By H.P. Lovecraft
H.P. Lovecraft is undoubtedly the most significant writer of horror fiction to come out of the pulps, if not the most significant horror writer of his generation. Even so, the magazines he wrote for rejected many of his best stories. Although he is often imitated, few have been able to create the cosmic fear his literary theory called for.
The Best of H.P. Lovecraft brings together his most developed stories of what is often called “the Mythos”. They range from the very simple and effective “Pickman’s Model” (a story about just where a certain artist derives his inspiration) to the complex and far-reaching implications of “The Call of Cthulhu” where all of the history of life on this planet is called into question.
“The Dunwich Horror” and “The Shadow Over Innsmouth” bring the nightmare of miscegenation with non-human entities home to the tidy New England countryside with chilling effect. “The Shadow Out of Time” is in some ways less a horror story than a science fiction “secret history” that reaches deep into pre-history to relate the rise and fall of undreamed of star-travelling races. “The Colour Out of Space” is also science fiction, but in a more truly horrific vein.
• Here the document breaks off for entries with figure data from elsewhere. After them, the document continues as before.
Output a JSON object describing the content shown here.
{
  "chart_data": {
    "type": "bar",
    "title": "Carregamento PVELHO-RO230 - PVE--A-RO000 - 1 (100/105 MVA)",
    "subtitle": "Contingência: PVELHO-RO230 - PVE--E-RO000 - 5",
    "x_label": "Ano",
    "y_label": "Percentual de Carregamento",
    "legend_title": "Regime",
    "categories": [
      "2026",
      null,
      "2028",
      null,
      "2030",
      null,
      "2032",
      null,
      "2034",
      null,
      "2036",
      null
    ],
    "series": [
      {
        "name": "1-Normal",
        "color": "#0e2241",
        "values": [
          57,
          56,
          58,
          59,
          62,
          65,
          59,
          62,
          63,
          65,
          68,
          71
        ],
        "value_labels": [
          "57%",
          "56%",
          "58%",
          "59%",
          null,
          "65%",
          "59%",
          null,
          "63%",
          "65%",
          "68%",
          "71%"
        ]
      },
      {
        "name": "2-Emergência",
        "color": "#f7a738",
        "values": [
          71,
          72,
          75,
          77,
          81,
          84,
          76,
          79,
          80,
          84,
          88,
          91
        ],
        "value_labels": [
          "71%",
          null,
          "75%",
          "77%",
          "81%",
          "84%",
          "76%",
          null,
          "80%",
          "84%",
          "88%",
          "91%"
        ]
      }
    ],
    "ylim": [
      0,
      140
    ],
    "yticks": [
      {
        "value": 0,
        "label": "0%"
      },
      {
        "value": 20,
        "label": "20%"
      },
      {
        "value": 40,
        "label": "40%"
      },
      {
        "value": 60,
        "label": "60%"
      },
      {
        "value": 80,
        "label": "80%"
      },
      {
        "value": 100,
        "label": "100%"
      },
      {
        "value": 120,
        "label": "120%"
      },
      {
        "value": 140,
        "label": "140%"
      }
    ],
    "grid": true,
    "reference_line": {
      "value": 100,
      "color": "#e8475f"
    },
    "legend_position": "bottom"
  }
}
It relates the strange doom that overtakes an isolated farm family when a meteor strikes their farm.
The title is a bit of a misnomer, not that any of these tales are a bit less than the best, it is simly that I think a few of his best works were left out. Only “The Silver Key” represents his Dreamlands tales. I’d put my money of “The Dream Quest of Unknown Kadath” as not just one of Lovecraft’s best stories, but as one of the best fantasy short stories of all-time.
If you want to see just why Lovecraft is still remembered nearly seventy years after his passing, then read The Best of H.P. Lovecraft.